What the pilots decided not to do was almost as interesting as what they actually did. They did not ask more pilots to undergo longer training. Instead, they came up with an ingeniously simple approach: they created a pilot’s checklist.
It was dumb stuff. Hardly complex.
The list was simple. Brief. To the point. Short enough to fit on an index card, with step-by-step checks for takeoff, flight, landing, and taxiing.
One would think it wouldn’t make much difference.
And yet it did.
With the checklist in hand, the pilots went on to fly the Model 299 a total of 1.8 million miles without one accident.
Instead of 65, the army ultimately ordered almost 13,000 of the aircraft, which it dubbed the B17.
And because flying the behemoth was not a possibility, the army gained a decisive air advantage in the Second World War, enabling its devastating bombing campaign across Nazi Germany, changing the face of the world forever in the time to come.
Why Is A Checklist So Unbelievably Effective?
Human behaviour is consistently inconsistent.
Oh sure, you can find with some regularities certain examples of consistency, but dig a little bit deeper and those all fall to pieces.
This is in large part a reason why most people fail at investing.
A simple checklist can look like this.
- Do you know how the company makes profits?
- Does the company’s supply/demand for the future look likely to deliver a good earnings call for the next few years?
- Is management fraudulent?
- Is management in the same boat as the shareholders? Will their own wealth be harmed by doing the company damage?
- Is the company overvalued?
- Is the company undervalued?
- Are you investing in your circle of competence? Do you know the industry? It’s ins and outs? Its mechanics? How things are done? Do you have a finger on its pulse? Do you work in it? Do you have insider information? Are you breaking any laws?

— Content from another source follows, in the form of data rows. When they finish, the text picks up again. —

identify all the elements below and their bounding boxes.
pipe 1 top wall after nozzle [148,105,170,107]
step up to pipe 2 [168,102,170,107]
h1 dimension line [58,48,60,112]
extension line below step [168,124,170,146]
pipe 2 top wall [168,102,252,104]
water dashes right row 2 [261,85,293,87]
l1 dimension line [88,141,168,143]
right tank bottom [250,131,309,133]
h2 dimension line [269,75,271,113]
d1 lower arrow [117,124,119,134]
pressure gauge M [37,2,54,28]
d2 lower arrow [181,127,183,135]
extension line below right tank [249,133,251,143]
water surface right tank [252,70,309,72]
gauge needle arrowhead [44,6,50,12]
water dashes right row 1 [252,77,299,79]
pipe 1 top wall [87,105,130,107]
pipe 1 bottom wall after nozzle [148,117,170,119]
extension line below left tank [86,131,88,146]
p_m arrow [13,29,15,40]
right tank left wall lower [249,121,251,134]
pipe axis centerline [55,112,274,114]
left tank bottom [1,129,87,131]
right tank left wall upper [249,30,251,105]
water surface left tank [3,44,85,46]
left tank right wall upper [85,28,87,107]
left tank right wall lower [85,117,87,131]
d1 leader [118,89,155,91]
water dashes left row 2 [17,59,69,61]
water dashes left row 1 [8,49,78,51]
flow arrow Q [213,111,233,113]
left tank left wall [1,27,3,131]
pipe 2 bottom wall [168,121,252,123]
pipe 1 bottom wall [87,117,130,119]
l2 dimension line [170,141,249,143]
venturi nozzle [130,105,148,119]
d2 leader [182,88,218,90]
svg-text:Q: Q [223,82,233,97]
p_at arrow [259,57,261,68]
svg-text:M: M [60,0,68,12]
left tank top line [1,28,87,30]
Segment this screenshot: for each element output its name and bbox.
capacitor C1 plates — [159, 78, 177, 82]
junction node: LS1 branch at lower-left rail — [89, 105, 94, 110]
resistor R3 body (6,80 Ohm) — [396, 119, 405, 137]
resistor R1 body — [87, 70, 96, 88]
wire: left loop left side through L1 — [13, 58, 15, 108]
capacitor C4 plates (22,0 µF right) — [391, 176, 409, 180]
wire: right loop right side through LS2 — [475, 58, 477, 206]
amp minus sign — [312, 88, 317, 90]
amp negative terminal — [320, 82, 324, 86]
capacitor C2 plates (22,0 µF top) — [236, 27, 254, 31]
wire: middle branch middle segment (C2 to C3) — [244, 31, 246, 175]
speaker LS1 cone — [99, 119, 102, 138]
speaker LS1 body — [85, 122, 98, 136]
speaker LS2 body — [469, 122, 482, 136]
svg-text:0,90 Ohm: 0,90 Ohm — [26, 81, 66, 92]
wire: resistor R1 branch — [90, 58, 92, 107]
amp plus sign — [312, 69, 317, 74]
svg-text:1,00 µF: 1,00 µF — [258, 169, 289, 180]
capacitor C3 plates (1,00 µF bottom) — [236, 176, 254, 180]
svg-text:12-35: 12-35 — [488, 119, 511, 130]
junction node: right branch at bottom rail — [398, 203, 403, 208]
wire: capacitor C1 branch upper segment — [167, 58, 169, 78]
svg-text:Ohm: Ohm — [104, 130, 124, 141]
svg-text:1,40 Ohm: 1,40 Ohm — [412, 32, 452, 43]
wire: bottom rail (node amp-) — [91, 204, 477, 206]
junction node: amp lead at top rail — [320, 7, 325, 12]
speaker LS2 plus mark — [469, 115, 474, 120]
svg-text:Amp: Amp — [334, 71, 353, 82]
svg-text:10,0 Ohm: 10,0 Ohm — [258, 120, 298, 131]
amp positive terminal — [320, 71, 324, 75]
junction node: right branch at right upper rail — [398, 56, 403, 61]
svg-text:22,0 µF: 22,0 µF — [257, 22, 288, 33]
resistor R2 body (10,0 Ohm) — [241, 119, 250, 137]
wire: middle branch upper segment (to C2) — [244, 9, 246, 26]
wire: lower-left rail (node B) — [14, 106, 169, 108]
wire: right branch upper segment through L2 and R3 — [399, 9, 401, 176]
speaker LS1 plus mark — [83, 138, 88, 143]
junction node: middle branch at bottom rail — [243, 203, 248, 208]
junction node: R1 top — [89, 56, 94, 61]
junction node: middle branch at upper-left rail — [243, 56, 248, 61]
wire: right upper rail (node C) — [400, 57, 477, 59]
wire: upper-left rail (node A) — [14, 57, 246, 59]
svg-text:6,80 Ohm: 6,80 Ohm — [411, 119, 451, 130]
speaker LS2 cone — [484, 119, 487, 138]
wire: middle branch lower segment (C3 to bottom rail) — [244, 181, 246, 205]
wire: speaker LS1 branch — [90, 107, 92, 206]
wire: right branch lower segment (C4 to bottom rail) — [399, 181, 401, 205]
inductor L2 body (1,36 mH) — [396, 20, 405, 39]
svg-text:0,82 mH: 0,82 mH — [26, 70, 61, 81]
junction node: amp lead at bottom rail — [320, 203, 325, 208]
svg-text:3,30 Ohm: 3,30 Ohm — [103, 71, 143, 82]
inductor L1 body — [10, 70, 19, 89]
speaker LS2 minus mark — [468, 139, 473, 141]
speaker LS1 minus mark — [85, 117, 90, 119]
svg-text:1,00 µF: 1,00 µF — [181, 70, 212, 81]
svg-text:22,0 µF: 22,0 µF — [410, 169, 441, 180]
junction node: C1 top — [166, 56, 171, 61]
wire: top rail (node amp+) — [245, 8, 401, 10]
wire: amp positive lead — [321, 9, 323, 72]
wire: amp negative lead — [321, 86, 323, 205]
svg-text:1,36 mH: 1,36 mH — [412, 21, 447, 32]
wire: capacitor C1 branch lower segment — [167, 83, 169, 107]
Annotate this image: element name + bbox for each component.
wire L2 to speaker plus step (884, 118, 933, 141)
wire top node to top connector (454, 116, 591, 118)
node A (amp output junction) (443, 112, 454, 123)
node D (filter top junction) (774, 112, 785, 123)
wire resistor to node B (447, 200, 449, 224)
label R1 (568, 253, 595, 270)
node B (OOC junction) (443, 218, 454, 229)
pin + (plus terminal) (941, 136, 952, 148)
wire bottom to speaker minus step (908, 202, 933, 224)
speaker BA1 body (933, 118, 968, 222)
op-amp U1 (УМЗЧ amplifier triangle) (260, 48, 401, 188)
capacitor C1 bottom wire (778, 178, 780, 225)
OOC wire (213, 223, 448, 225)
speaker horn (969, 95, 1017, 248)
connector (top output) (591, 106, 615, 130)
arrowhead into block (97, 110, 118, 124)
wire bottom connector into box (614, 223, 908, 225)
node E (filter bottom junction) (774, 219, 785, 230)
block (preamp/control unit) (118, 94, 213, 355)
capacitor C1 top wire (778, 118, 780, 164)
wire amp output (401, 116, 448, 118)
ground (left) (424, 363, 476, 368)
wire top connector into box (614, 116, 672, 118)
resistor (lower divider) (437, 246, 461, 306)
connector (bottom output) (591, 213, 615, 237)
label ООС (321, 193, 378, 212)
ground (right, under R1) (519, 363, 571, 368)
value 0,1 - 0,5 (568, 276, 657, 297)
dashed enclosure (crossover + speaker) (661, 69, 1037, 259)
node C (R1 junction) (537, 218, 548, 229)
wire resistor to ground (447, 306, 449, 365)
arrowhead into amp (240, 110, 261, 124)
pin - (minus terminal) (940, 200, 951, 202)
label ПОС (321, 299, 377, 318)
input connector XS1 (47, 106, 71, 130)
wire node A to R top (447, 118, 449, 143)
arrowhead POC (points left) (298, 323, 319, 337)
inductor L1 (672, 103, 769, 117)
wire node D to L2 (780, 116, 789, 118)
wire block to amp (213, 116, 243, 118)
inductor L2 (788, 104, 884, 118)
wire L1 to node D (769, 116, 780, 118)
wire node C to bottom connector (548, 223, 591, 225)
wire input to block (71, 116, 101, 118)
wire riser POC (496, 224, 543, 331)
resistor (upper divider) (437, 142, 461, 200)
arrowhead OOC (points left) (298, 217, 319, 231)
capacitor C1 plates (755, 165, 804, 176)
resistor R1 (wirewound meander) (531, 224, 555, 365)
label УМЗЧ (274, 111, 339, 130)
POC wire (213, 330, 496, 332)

Think about these steps as you invest, and you will realise that methodically going through each and every one of them removes areas of vulnerabilities, stripping away mud and sand from the windshield. Each step serves as a safety valve. A seatbelt. A parachute. Something to guide your money through and keep it safe. That’s what a checklist is all about.
Much of our own world has evolved to its own B17 scenarios. In other words, a whole lot of the things in our world have now become “too much plane for one man to fly“.
Investing is no different.
There a thousand and one scenarios where you can get screwed as a retail investor.
- Management can lie to you.
- Industry experts can be dead wrong.
- Market watchers can be too bullish or too bearish.
- Valuations can be made on shaky legs.
- Analysts could miss something crucial.
Balanced against the backdrop of complexity and thought that investing requires, how certain are you that your life is not going to take away some small edge you haven’t considered?
Some small factor you overlooked?
Why not mitigate all of that with a simple checklist?
Why take the unseen risk destroying investment capital?
We are humans. We can err.
That’s why we use a checklist.
You can come up with one too, with enough time, with enough experience and with enough education. Stick to a good checklist. Something that works. Something that has been proven. Something that helps you avoid bad logical/emotional decisions.
This checklist is ours.
We have written about our checklist and investing methodology extensively before here. Here. Here. And here. We have a whole section of case studies here too. We also publish articles on recent investments.
We hope this has convinced you to take up the use of a checklist when it comes to investing.
And don’t invest without a checklist.
The stories above were lifted from the book called – aptly I might add – “The Checklist“.